El Sabueso alzó su arco y tensó la cuerda.
—Acércate si quieres, pero como intentes hacer algo más que hablar te atravesaré el cuello con una flecha.
—Me parece justo —Cabellos Largos se impulsó hacia delante y se separó del tronco. Luego, abandonando sus armas, comenzó a acercarse por entre los árboles. Llevaba las manos levantadas con las palmas abiertas y, a pesar de que tenía la cabeza agachada, era altísimo. Un aspecto muy pacífico, pero el Sabueso no estaba dispuesto a correr ningún riesgo. Tener aspecto pacífico y serlo son dos cosas bien distintas.

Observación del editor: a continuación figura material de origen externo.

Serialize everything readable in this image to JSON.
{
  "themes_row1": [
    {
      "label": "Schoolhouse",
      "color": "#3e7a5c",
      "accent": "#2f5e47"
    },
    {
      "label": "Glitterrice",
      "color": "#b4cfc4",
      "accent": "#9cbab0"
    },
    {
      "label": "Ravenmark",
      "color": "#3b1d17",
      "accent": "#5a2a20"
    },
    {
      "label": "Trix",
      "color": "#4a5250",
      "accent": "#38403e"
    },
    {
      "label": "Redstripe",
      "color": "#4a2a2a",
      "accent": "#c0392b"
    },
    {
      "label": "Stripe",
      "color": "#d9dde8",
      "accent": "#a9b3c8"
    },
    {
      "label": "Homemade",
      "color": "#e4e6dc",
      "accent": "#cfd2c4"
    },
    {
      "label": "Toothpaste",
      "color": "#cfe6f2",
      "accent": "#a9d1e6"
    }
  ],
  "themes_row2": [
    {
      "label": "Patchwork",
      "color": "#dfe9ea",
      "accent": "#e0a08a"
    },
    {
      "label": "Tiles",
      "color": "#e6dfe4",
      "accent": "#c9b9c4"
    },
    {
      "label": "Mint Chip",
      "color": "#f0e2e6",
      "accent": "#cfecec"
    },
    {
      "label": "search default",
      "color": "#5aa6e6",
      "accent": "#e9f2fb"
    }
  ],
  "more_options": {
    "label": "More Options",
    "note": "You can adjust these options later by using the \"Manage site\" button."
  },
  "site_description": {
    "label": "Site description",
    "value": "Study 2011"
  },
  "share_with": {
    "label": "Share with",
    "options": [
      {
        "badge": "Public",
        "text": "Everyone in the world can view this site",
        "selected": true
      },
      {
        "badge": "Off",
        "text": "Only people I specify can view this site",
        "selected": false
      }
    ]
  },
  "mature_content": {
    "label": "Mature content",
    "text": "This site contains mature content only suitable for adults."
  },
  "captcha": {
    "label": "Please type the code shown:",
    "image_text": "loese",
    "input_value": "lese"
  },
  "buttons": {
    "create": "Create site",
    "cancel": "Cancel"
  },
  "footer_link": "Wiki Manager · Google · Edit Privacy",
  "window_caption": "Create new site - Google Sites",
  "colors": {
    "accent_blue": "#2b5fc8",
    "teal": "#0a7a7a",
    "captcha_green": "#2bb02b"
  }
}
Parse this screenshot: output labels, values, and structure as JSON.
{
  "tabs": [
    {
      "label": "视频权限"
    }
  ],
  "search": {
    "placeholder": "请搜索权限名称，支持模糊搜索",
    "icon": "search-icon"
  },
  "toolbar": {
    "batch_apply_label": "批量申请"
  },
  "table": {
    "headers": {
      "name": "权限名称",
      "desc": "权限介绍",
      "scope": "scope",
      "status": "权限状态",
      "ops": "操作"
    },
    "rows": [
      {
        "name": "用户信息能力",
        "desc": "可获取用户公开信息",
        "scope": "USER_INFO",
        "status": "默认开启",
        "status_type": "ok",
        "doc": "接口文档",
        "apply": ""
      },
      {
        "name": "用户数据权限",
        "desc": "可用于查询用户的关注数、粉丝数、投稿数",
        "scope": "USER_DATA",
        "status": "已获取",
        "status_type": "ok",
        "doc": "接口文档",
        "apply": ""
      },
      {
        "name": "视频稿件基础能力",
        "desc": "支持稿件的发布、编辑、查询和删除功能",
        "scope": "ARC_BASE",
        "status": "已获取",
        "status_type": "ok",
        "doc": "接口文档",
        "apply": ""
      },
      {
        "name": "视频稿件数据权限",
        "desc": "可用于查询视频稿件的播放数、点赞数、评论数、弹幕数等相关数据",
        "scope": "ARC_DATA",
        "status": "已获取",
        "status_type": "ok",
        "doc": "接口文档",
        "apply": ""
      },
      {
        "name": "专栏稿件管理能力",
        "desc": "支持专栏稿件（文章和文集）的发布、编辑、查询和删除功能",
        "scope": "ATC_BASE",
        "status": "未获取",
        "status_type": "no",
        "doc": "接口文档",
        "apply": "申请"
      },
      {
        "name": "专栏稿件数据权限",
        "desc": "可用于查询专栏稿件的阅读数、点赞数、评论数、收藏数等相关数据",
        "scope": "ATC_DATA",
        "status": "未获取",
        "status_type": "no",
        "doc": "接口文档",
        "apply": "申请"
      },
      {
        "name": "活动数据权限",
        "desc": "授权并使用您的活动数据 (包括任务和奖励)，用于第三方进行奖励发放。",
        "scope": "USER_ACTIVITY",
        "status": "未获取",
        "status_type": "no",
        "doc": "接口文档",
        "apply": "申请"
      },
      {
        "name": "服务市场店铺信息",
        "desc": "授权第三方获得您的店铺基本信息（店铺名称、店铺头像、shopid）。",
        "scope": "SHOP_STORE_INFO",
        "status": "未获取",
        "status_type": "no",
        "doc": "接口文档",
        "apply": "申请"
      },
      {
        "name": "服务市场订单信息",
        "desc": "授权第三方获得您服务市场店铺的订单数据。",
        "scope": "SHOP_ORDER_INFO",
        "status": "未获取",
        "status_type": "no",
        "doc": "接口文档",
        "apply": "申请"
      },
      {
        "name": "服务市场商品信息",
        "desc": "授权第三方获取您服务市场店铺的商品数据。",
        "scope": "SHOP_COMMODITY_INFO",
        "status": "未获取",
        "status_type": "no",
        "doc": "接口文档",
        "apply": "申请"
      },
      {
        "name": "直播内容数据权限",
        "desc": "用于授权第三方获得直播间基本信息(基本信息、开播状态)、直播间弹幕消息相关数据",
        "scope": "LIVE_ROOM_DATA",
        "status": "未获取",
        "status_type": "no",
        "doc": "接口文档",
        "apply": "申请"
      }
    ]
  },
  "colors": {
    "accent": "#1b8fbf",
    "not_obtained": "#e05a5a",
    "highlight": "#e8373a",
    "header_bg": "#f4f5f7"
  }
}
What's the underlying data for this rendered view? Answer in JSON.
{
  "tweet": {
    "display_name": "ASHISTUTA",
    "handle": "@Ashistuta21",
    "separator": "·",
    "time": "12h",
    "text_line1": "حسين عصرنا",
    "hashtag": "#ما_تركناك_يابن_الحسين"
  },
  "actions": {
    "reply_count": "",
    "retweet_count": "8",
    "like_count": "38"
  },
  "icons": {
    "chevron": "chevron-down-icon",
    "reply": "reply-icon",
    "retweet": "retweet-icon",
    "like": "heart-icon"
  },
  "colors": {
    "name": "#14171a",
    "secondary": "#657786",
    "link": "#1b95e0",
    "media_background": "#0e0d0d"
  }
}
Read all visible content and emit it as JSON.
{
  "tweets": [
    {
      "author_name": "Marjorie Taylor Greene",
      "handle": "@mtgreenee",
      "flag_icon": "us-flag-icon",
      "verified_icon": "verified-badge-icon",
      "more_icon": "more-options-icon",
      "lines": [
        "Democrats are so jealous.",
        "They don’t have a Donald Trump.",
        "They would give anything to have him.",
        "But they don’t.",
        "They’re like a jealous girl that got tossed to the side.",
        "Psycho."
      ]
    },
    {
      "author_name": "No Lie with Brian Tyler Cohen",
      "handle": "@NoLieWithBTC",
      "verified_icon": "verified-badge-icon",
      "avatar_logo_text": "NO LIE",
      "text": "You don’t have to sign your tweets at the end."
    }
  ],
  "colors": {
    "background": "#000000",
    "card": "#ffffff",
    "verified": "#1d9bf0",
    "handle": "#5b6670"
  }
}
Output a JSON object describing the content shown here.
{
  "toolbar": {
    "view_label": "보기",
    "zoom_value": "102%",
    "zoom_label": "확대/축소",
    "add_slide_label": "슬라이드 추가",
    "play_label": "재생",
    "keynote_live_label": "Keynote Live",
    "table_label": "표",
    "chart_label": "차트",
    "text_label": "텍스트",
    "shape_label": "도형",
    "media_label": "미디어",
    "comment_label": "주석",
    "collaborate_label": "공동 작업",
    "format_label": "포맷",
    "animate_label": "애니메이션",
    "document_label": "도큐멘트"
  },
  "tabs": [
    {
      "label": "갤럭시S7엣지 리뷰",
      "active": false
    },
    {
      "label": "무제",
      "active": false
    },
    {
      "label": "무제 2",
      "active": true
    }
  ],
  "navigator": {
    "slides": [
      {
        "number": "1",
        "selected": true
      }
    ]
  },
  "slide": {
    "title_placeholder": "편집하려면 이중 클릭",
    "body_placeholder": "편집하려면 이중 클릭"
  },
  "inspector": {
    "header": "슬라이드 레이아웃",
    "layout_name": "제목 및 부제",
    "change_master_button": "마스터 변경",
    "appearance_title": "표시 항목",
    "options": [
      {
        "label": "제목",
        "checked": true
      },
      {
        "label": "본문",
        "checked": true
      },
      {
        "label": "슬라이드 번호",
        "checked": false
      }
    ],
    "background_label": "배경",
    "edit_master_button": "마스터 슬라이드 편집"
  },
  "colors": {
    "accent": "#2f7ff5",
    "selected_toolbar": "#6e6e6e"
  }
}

»Quisiera recordarte, para crear un clima de mutua confianza, que yo te vi primero —dijo el hombre mientras se iba aproximando—. Si hubiese tenido un arco podría haberte disparado —una observación muy atinada, pero al Sabueso no le convenció en lo más mínimo.
—¿Tienes un arco?
—La verdad es que no.
—Ahí está el fallo. Quieto —ordenó.
—Como tú digas —dijo parándose a unas pocas zancadas.
—Bien, como ya sabes, soy el Sabueso. ¿Y tú quién eres?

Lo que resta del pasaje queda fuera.